I had bought One Day in the Life of Ivan Denisovich last year when the author, Aleksandr Solzhenitsyn had died. Solzhenitsyn, a Russian with a great big bushy beard, was awarded the Nobel Prize in 1970, although didn't collect until four years later after he was deported from the Soviet Union. (The USSR wouldn't allow him to go to Stockholm to be pick up the diploma; the Swedes wouldn't schlep through the Nordic seas award him in Moscow.) One Day in the Life... is perhaps the author's best known work, a short novel about a particularly 'pleasant' day in a Siberian gulag during the Stalinist regime, told in bareboned prose on sad yet amusing scenes.
Ivan Denisovich Shukhov has been imprisoned for espionage against fellow comrades. Unfortunately for Shukhov, that isn't true: Back in 1941, he escaped a German prisoner of war camp, fell into fellow Soviet hands, but said Soviets immediately believed that he really was working for the Germans. So a ten year sentence in Siberia was in order. Every day he has to worry about the men barking orders at him, the other prisoners if they will misbehave and get everyone else in trouble, the weather that is so cold everything freezes except for blood. A trip to the 'box', a solitary confinement chamber, may be a ten-day sentence, but the result is tuberculosis and ill-health for the rest of your days. You might as well adopt death instead.
Very few things happen in this story, and the way the narrator tells it you feel almost removed from the situation entirely. As if this were some sort of sterile experiment. Shukhov wakes up, fails to qualify for sick bay (due to the two person quota already reached), takes his hat off before eating 'soup', lays some bricks more precisely than the others, makes a couple of 'rude' comments, and goes to sleep somewhat happily. The narrator isn't interested in building suspense, in embellishing detail. He's just there to document. This is how it was, and this is how it will be tomorrow. And the next day. And the next.
We don't find out that Shuhkov is Ivan Denisovich until 25 pages in, when someone formally calls him by name and patronymic, unlike everyone else (including the narrator).

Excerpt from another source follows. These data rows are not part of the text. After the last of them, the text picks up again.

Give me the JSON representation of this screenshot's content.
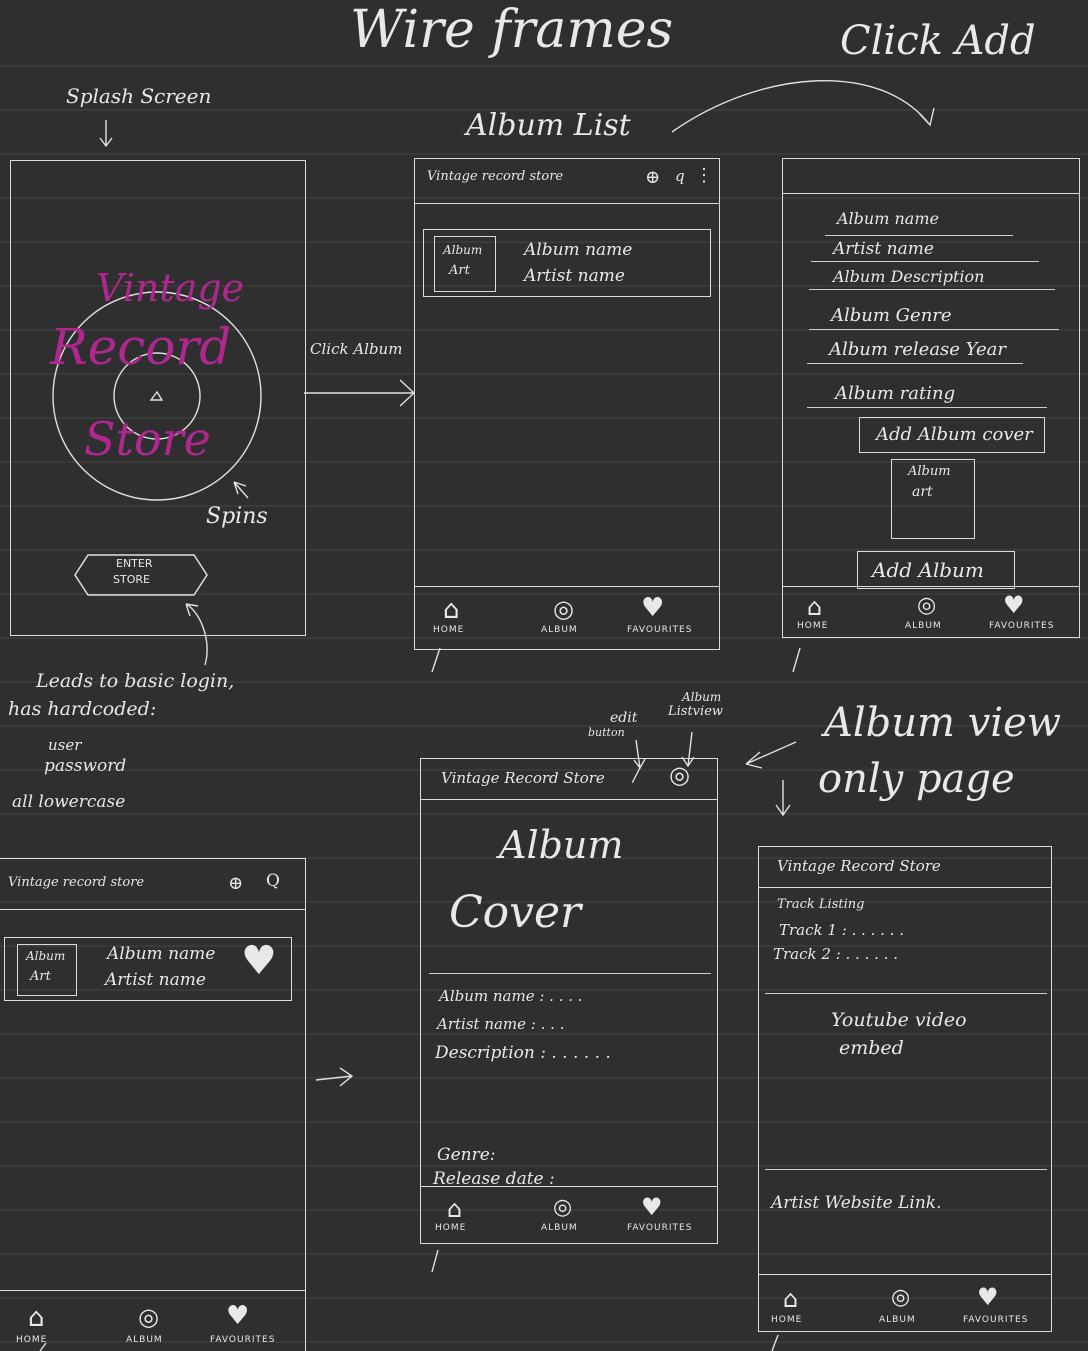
{
  "title": "Wire frames",
  "top_right": "Click Add",
  "splash": {
    "label": "Splash Screen",
    "logo": [
      "Vintage",
      "Record",
      "Store"
    ],
    "spins": "Spins",
    "enter_button": [
      "ENTER",
      "STORE"
    ],
    "note_lines": [
      "Leads to basic login,",
      "has hardcoded:",
      "user",
      "password",
      "all lowercase"
    ]
  },
  "arrow_label_album": "Click Album",
  "album_list": {
    "label": "Album List",
    "header": "Vintage record store",
    "art": [
      "Album",
      "Art"
    ],
    "album_name": "Album name",
    "artist_name": "Artist name"
  },
  "nav": {
    "home": "HOME",
    "album": "ALBUM",
    "favourites": "FAVOURITES"
  },
  "add_form": {
    "fields": [
      "Album name",
      "Artist name",
      "Album Description",
      "Album Genre",
      "Album release Year",
      "Album rating"
    ],
    "add_cover": "Add Album cover",
    "art": [
      "Album",
      "art"
    ],
    "add_album": "Add Album"
  },
  "album_view": {
    "label_line1": "Album view",
    "label_line2": "only page",
    "annot_edit": [
      "edit",
      "button"
    ],
    "annot_list": [
      "Album",
      "Listview"
    ],
    "header": "Vintage Record Store",
    "cover": [
      "Album",
      "Cover"
    ],
    "details": [
      "Album name : . . . .",
      "Artist name : . . .",
      "Description : . . . . . .",
      "Genre:",
      "Release date :"
    ]
  },
  "album_view_2": {
    "header": "Vintage Record Store",
    "track_listing": "Track Listing",
    "track1": "Track 1 : . . . . . .",
    "track2": "Track 2 : . . . . . .",
    "youtube": [
      "Youtube video",
      "embed"
    ],
    "artist_link": "Artist Website Link."
  },
  "favourites_list": {
    "header": "Vintage record store",
    "art": [
      "Album",
      "Art"
    ],
    "album_name": "Album name",
    "artist_name": "Artist name"
  }
}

And although Ivan Denisovich is a bricklayer by trade and perhaps has gone a bit atavistic and doesn't think about the family he left behind since there's no use in doing so, there is a sensitive and beautiful side to him, shown in perhaps my favourite section of the book, the only one in this whitewashed world of Siberia where beauty and sarcasm simultaneously permeate the page:
The captain spat in disgust. "I never met a sailor as stupid as you. Where do you think the old moon goes, then? . . . Go on, tell me."Shuhov sighed and delivered his reply with a slight lisp. "Where I come from, they used to say God breaks up the old moon to make stars."The captain laughed. "What savages! I never heard anything like it! So you believe in God, do you, Shukhov?"Now Shukhov was surprised. "Of course I do. How can anybody not believe in God when it thunders?""Why does God do it, then? . . . Break up the stars. Why, do you think?""That's an easy one," Shukhov said with a shrug. "Stars fall every now and then, the holes have to be filled up."

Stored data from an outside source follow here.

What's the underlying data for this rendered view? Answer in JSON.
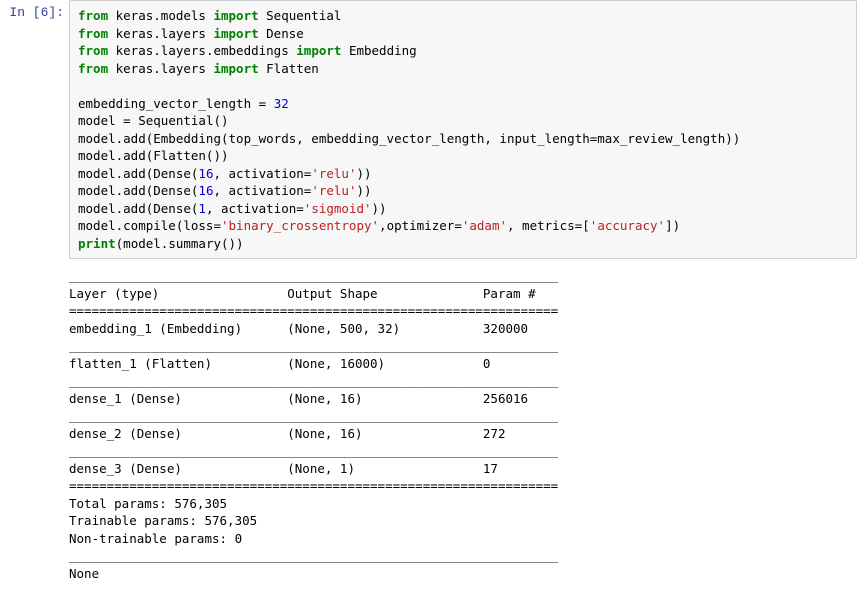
{
  "prompt": {
    "in_label": "In [6]:"
  },
  "code": {
    "l1a": "from",
    "l1b": " keras.models ",
    "l1c": "import",
    "l1d": " Sequential",
    "l2a": "from",
    "l2b": " keras.layers ",
    "l2c": "import",
    "l2d": " Dense",
    "l3a": "from",
    "l3b": " keras.layers.embeddings ",
    "l3c": "import",
    "l3d": " Embedding",
    "l4a": "from",
    "l4b": " keras.layers ",
    "l4c": "import",
    "l4d": " Flatten",
    "l5": "",
    "l6a": "embedding_vector_length ",
    "l6b": "=",
    "l6c": " ",
    "l6d": "32",
    "l7a": "model ",
    "l7b": "=",
    "l7c": " Sequential()",
    "l8a": "model.add(Embedding(top_words, embedding_vector_length, input_length",
    "l8b": "=",
    "l8c": "max_review_length))",
    "l9": "model.add(Flatten())",
    "l10a": "model.add(Dense(",
    "l10b": "16",
    "l10c": ", activation",
    "l10d": "=",
    "l10e": "'relu'",
    "l10f": "))",
    "l11a": "model.add(Dense(",
    "l11b": "16",
    "l11c": ", activation",
    "l11d": "=",
    "l11e": "'relu'",
    "l11f": "))",
    "l12a": "model.add(Dense(",
    "l12b": "1",
    "l12c": ", activation",
    "l12d": "=",
    "l12e": "'sigmoid'",
    "l12f": "))",
    "l13a": "model.compile(loss",
    "l13b": "=",
    "l13c": "'binary_crossentropy'",
    "l13d": ",optimizer",
    "l13e": "=",
    "l13f": "'adam'",
    "l13g": ", metrics",
    "l13h": "=",
    "l13i": "[",
    "l13j": "'accuracy'",
    "l13k": "])",
    "l14a": "print",
    "l14b": "(model.summary())"
  },
  "output": {
    "summary": "_________________________________________________________________\nLayer (type)                 Output Shape              Param #   \n=================================================================\nembedding_1 (Embedding)      (None, 500, 32)           320000    \n_________________________________________________________________\nflatten_1 (Flatten)          (None, 16000)             0         \n_________________________________________________________________\ndense_1 (Dense)              (None, 16)                256016    \n_________________________________________________________________\ndense_2 (Dense)              (None, 16)                272       \n_________________________________________________________________\ndense_3 (Dense)              (None, 1)                 17        \n=================================================================\nTotal params: 576,305\nTrainable params: 576,305\nNon-trainable params: 0\n_________________________________________________________________\nNone"
  }
}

While reading, One Day in the Life was a bit hard to swallow. But thinking about it after completing it, the drudgery resonates soundly, like a rustle in the woods. Perhaps not the most enjoyable read, but one that makes you consider what life would mean when you can only have 200 grams of bread a day.
4 comments:
I've never heard of this. Sounds dismal! (in terms of setting...it may actually be a good book)
I've heard of this and I think I have it on a shelf somewhere, but I've always avoided it because it does sound so "hard to swallow." Definitely sounds worthwhile and important, though, so I'll get to it.
Not dismal! Okay, maybe imagining yourself living that existance where each day is like the last - not so pleasant. And why he's there, also tough (I hate movies like Meet the Parents where you know the truth and the other characters just make things worse/harder for the nice guy).
Anyway, despite the fact that it's tough, it's not completely gut wrenching and its simplicity is actually quite beautiful. Solzhenitsyn does a fantastic job of capturing the sameness and uniquness of of Shukhov's days - a harder job than it sounds.
I agree, this book wasn't as depressing or as morose as I thought it would be - and that was an interesting surprise. It's also an oddity that the author would choose a particularly 'good' day, perhaps in order to make us fear what anything worse could be.
But absolutely, there's beauty in its simplicity. And in that it's kind of refreshing. In a dark way.